With hundreds of millions still mired in poverty and without access to electricity, India cannot afford to reduce greenhouse gas emissions at the expense of economic growth, Environment Minister Prakash Javadekar said before leaving this weekend for U.N. climate talks in Lima, Peru.
"Our growth cannot be compromised," Javadekar said. "Poverty needs to be eradicated immediately. Poor people have aspirations. We must fulfill them. We must give them energy access. We cannot and nobody can question on this."
He said he was optimistic industrialized nations would agree to shoulder more of the burden to reduce greenhouse gas emissions, given that they had been polluting with fossil fuels for decades before developing nations.

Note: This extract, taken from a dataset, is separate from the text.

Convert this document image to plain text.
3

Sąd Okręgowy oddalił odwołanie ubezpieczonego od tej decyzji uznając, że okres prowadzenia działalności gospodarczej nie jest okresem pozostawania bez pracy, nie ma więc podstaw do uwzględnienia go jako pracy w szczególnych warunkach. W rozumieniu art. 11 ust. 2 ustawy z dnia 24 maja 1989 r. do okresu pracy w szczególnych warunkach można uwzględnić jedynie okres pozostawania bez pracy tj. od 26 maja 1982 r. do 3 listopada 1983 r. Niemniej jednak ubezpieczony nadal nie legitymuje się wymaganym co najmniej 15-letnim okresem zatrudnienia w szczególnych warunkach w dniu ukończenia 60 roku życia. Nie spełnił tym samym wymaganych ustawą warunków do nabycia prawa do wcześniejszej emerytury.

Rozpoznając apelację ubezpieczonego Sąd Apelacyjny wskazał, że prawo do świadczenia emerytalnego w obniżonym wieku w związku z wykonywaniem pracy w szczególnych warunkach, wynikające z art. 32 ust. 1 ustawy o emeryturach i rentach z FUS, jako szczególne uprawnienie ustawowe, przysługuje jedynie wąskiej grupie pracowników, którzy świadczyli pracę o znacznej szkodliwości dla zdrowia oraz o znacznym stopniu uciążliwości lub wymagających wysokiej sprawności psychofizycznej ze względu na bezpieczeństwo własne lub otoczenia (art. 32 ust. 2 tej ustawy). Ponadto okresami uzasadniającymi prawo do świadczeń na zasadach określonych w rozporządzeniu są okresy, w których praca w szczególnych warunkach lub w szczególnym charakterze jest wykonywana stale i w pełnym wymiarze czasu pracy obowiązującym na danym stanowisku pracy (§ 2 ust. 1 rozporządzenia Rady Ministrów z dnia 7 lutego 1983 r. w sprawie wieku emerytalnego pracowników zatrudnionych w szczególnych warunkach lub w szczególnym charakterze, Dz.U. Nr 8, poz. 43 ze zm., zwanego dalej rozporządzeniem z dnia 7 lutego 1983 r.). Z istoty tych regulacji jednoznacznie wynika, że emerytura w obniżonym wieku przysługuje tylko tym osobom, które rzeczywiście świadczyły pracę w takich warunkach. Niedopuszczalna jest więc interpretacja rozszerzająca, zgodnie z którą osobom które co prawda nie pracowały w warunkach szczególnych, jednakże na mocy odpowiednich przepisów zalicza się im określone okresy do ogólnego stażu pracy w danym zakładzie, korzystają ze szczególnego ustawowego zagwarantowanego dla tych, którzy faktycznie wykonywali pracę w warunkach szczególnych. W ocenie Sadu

"That is the just regime," he said.
The recent U.S.-China pact announcing new targets for fossil fuel use marked a positive step toward establishing this sort of equality, he said. In that pact, the U.S. said it would aim to bring down its per-capita emissions from about 20 tons while allowing China to raise its 8-9 tons per capita so that both reach a level of about 12 tons by 2030.
"They have accepted the differentiated responsibility and the need of time for growth," Javadekar said.
India had already pledged to reduce its emissions intensity — how much carbon dioxide it produces divided by its GDP — rather than promising to cut overall emissions. However, Indian officials and scientists say it could easily go beyond the target set in 2009 of cutting emissions intensity by 20-25 percent below 2005 levels by 2020.
India's preference for the per-capita emissions calculation also ignores the fact that around 400 million Indians still have no access to electricity at all, while hundreds of millions more are lucky to get a couple of hours a day. Experts worry that as India's population continues to grow beyond 1.2 billion and more people become wealthy, its share of global emissions will skyrocket.
Javadekar suggested this concern was secondary to its responsibility to pull its people up from poverty. "We are not going on the path of business as usual, which we are entitled to do, but we are not," he said.
Instead, India doubled its coal tax to 100 rupees per ton and will use the estimated $9.4 million generated for projects that would boost the country's solar power capacity to 100 gigawatts by 2020.
"It's a huge increase" from today's 20GW capacity, Javadekar said, noting the 80 GW increase would save the country from burning 50 million tons of coal a year. "It's a real game changer."
China also committed to increasing its share of renewable energy, which analysts said would send a positive signal for renewable power companies and developers to invest.